This previously unpublished manuscript, clearly written in the 1850s, was recently bought by Harvard’s Henry Louis Gates (no relation); he thinks it may be the first novel by an African-American woman. And if Crafts was who she claims to be in the book, it’s the only novel we have by a female fugitive slave. Gates hasn’t yet tracked down the real-life Crafts–he has candidates–but his introduction (and the appended report by a document specialist) leaves no doubt of its age. And both physical and textual evidence–thimble marks on paste wafers; the presentation of black characters–leave little doubt that a black woman wrote it. Gates writes that while white abolitionists massaged most pre- Civil War works by African-Americans, in Crafts we hear “the unadulterated ‘voice’ of the fugitive slave herself, exactly as she wrote and edited it.” (He reproduces her spelling, punctuation and crossings-out.) So, just what I wanted: literature in the raw, without preconceptions, by a novelist freshly inventing the genre as she wrote.

But did Crafts really intend this to be a novel? On her title page she calls it a “narrative”; in a preface she says it’s a “record of plain unvarnished fact” that “makes no pretensions to romance.” True, novels from “Moll Flanders” to “Lolita” make similar claims, but there’s never a hint she’s playing games. Since “The Bondwoman’s Narrative” has preposterous coincidences and overwrought melodrama, obviously derived from Gothic and sentimental fiction, you might be tempted to read her disclaimer of “romance” as modernist playfulness before its time. But it’s possible the book began as a memoir, somehow took wing into literary fancy and never landed in any recognizable genre. Just because a story has stock characters and situations–the kindly or coldhearted white people, the brutal overseer, the pursuit by dogs–doesn’t mean it’s not substantially true. And the convincing domestic details, as well as a real-life slaveholder (one John Wheeler) who appears by name, suggest Crafts certainly knew, and probably lived, something like the life she describes.

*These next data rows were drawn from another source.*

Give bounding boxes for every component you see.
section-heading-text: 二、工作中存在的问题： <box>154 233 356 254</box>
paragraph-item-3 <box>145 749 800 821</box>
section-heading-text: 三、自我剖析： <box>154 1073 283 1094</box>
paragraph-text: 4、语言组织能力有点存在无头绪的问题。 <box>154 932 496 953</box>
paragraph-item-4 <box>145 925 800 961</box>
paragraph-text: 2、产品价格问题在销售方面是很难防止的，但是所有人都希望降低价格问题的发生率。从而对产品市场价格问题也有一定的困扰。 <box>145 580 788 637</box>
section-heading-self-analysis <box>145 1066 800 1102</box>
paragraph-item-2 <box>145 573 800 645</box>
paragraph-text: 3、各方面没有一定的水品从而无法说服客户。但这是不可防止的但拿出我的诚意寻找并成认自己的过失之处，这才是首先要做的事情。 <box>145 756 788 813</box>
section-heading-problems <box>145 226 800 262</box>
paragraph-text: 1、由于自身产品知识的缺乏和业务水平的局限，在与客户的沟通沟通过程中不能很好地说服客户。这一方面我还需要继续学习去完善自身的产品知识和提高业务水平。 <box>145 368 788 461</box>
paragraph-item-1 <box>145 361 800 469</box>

While the writing is mostly sub-amateurish and much of the dialogue–“Begone, I want none of your blarney”–inadvertently reads like Donald Barthelme, Crafts could be a sharp observer of character. The infuriating Mrs. Wheeler chatters confidentially at her “servants,” unaware that they fear and loathe her; the sinister lawyer Trappe blandly philosophizes at the slaves he persecutes: “We are all slaves to something or somebody.” But why did she take it into her head to plagiarize from “Bleak House”? Trappe is a knockoff of Dickens’s Tulkinghorn; Crafts’s resolution to be “industrious, cheerful and true-hearted, to do some good though in a humble way, and to win some love if I could” is cribbed from Dickens’s narrator, Esther Summerson. (Esther strives to be “industrious, contented and kind-hearted, and to do some good to some one, and win some love to myself if I could.”) Crafts also had the prescience to appropriate the now canonical passages describing the mud in London and the death of Jo the crossing sweeper. Were these ripoffs? (In the story, Crafts is so honest she refuses to pass for white to gain her freedom.) Or quirky tributes? Or what? This supposedly pure and simple writer begins to look more and more like just another overthinker–unless it’s me–with a contemporary taste for artifice, duplicity and complexity. If the spirit of Hannah Crafts is hovering nearby, reading over my shoulder, I just want to know: Who were you? What were you thinking?